Rich Lyons: No, I love that. Love that message of hope. Thank you for that, Carol. Bob, to you.
Bob Jacobsen: So, higher education, University of California, more broadly, Berkeley in general, really is valuable for young people when we can engage them in the full monopoly of what we do, research, service, even educating their colleagues and make them junior partners eventually become senior partners in the development of knowledge and the changing of the world. That’s been our commitment for at least the time I’ve been here. So okay. Circumstances are changing. Technology is changing. But that’s the fundamental that we’re trying to move forward in undergraduate education.
Rich Lyons: I couldn’t agree more, both of you. Thank you for the service that you’re providing. It’s a remarkable time. We all know that, and you’re helping us see things that we weren’t seeing as clearly, and you’re helping continue to expand the opportunities that these young people are getting a chance to see.
I’ll turn it back to our host here, Robbie Kilpatrick, and in this Healthy Societies program that that is seeming it is right on target in terms of all the elements of how we get better and better as a society. To you, Robbie.
Robert Kilpatrick: Well, thank you, Rich. What a remarkable discussion today. I mean, I am personally so excited to see Berkeley leading the charge in terms of reforming higher education in the United States and perhaps the world. Well, Berkeley is the leading public university. What I was pleased to see was three individuals and positions of power with powerful minds and powerful hearts. I think that combination, empathy is valuable.

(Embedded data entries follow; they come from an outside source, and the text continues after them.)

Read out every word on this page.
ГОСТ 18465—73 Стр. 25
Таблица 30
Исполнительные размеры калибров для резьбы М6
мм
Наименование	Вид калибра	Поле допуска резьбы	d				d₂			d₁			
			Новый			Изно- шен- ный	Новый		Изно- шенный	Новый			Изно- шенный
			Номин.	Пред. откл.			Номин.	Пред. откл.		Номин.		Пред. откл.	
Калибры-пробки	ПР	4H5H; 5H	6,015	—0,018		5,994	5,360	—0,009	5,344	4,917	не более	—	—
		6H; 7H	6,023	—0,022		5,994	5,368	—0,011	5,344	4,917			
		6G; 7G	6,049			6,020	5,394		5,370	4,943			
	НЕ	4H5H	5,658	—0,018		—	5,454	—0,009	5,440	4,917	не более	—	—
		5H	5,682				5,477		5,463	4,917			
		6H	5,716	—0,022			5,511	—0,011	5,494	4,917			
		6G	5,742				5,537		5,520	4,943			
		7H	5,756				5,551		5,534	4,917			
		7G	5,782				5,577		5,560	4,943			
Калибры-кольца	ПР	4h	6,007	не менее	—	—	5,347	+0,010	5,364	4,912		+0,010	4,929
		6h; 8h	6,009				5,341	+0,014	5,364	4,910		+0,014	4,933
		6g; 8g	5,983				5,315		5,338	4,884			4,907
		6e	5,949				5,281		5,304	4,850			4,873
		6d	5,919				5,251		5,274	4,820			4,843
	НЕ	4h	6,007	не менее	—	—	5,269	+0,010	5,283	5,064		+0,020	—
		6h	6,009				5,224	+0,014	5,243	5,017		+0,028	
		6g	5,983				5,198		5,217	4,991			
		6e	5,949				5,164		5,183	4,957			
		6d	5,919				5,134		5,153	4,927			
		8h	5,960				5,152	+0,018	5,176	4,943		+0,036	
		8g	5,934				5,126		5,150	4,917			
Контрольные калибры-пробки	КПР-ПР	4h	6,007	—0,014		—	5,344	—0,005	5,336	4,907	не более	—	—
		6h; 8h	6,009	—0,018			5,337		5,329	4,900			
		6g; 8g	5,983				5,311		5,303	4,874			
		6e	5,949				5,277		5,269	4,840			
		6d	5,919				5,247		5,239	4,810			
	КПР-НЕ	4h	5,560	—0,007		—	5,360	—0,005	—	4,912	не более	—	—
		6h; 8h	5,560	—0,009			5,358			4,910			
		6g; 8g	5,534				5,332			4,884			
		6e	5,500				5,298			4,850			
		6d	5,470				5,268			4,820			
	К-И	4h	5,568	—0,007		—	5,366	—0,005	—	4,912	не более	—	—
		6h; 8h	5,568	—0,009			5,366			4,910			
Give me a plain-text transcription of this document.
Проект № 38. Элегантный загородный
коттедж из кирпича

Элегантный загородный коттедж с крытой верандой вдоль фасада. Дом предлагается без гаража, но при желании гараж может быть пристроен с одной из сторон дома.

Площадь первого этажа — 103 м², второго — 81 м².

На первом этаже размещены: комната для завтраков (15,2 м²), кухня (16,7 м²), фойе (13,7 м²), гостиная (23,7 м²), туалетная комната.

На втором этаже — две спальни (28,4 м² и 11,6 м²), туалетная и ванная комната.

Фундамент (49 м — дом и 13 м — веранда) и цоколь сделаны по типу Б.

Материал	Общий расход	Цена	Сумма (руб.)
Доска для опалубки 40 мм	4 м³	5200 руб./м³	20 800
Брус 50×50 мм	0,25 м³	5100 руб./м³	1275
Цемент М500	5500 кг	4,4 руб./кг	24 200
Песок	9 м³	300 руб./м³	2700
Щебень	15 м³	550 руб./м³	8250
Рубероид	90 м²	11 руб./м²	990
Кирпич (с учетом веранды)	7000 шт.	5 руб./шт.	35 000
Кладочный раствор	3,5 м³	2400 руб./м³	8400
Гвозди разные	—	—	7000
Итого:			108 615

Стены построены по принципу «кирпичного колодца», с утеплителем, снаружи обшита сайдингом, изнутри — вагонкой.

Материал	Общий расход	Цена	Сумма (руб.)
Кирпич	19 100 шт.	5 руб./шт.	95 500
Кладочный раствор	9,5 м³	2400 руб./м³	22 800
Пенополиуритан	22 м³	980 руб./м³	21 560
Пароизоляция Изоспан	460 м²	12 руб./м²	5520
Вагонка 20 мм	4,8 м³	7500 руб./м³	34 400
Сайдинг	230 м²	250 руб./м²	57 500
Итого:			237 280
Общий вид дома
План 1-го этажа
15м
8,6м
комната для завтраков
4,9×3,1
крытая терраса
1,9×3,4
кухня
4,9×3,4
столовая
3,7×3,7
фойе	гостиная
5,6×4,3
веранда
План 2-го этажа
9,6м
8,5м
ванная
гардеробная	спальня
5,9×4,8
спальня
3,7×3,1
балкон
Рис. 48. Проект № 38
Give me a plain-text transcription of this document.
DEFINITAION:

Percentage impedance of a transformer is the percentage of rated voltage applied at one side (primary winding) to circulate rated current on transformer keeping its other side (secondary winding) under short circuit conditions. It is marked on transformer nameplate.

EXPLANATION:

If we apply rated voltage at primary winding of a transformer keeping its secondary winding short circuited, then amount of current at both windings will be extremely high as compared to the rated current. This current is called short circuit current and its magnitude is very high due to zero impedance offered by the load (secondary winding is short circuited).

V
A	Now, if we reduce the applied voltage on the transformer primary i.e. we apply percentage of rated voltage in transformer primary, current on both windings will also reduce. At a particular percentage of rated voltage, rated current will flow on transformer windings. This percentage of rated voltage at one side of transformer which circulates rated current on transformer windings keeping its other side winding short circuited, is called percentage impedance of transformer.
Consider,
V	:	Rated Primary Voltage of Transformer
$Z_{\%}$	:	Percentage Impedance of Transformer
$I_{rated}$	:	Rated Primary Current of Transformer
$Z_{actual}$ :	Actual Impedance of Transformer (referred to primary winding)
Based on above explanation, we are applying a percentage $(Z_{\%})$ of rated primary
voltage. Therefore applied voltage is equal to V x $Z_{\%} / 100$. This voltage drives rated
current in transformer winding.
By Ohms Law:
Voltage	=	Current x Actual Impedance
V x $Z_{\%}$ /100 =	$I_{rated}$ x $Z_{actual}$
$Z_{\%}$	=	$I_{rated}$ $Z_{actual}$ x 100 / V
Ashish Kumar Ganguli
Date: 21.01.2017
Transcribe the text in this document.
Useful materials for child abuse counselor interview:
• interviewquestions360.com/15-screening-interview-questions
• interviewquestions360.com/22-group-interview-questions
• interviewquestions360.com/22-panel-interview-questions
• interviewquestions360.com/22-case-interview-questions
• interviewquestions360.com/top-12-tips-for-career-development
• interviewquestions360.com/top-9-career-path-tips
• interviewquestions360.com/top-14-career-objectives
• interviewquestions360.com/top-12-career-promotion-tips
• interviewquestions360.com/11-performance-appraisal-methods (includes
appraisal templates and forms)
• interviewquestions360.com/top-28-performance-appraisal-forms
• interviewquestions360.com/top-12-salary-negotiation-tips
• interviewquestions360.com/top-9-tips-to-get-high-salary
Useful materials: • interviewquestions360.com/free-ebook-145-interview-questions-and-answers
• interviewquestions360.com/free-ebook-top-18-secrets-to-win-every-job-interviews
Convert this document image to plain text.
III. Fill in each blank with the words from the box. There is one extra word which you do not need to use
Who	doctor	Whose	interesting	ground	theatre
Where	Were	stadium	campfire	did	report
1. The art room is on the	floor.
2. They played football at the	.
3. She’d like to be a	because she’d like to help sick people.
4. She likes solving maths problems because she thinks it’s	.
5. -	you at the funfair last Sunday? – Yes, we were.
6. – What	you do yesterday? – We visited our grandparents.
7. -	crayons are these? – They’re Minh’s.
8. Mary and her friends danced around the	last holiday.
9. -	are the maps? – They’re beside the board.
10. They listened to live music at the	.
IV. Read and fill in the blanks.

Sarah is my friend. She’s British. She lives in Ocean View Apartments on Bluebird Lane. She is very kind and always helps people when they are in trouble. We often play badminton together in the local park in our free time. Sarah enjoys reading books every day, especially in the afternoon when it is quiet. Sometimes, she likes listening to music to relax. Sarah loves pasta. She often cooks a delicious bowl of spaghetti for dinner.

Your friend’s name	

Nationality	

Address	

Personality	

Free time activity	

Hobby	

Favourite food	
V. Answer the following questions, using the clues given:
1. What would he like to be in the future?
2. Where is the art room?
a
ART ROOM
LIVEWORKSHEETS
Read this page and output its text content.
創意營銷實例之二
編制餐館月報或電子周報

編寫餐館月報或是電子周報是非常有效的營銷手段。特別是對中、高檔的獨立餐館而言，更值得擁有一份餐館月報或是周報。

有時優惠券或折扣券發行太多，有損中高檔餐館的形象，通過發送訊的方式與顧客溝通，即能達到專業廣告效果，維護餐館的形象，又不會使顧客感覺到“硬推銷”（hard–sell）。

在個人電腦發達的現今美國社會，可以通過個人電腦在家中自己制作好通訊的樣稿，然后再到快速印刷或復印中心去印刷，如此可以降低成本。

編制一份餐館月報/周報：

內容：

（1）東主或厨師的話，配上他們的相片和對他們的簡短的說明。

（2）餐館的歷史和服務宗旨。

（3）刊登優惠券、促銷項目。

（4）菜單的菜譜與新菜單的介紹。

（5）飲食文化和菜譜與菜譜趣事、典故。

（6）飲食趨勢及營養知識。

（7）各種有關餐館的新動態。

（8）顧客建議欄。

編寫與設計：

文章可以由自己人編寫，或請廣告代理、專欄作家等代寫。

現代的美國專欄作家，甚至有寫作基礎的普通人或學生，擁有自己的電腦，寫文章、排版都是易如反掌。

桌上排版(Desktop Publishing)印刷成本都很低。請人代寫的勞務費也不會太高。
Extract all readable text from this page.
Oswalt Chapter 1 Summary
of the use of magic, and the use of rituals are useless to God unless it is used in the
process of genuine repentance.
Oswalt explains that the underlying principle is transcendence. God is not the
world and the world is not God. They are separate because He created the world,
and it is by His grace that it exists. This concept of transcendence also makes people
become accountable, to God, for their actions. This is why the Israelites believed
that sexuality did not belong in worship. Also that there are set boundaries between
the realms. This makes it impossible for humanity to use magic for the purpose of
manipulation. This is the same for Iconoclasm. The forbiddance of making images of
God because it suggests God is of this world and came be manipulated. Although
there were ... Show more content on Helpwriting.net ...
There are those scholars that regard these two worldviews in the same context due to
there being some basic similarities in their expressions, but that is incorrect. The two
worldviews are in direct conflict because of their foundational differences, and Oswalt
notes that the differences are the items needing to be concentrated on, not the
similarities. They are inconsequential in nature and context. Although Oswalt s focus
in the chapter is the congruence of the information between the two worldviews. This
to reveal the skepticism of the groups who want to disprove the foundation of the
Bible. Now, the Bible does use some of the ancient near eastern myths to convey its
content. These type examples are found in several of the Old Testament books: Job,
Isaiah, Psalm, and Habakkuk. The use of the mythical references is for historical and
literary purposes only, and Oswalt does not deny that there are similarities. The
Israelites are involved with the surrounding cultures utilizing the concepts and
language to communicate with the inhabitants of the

So, thanks to Carol Christ, who’s the chancellor of University of California, Berkeley, Bob Jacobsen, dean of undergraduate studies, and Rich Lyons, who’s the chief innovation and entrepreneurship officer.
The motto of the University of California, Berkeley, is “Fiat Lux,” which I think in English means “Let there be light.” I think that today’s discussion definitely was Fiat Lux. You illuminated many of the most important issues, I think, and you have stimulated a broader discussion. I’d like to thank our audience. All of you who have followed this program. I want you to know that in a few days time, perhaps a week or more, this program will be available on the Commonwealth Club website, both in a video and audio format, www.commonwealthclub.org. I’d also like to thank donors who are helping the club get through these challenging financial times, including Chan Zuckerberg Initiative and many individual contributors.
Although these programs are free, I’d like to encourage all of you drive to become a member, very cost-effective, or to make a small or large donation to the club to help this kind of programming continue. The Commonwealth Club has been hosting enlightened discussions for 117 years. That’s a very long time in the history of California, and we hope that we’ll have another 117 with your help. So again, thanks to our wonderful speakers today. Please go to commonwealthclub.org and see some of our new programming in the next coming weeks, and have a good day. Bye for now.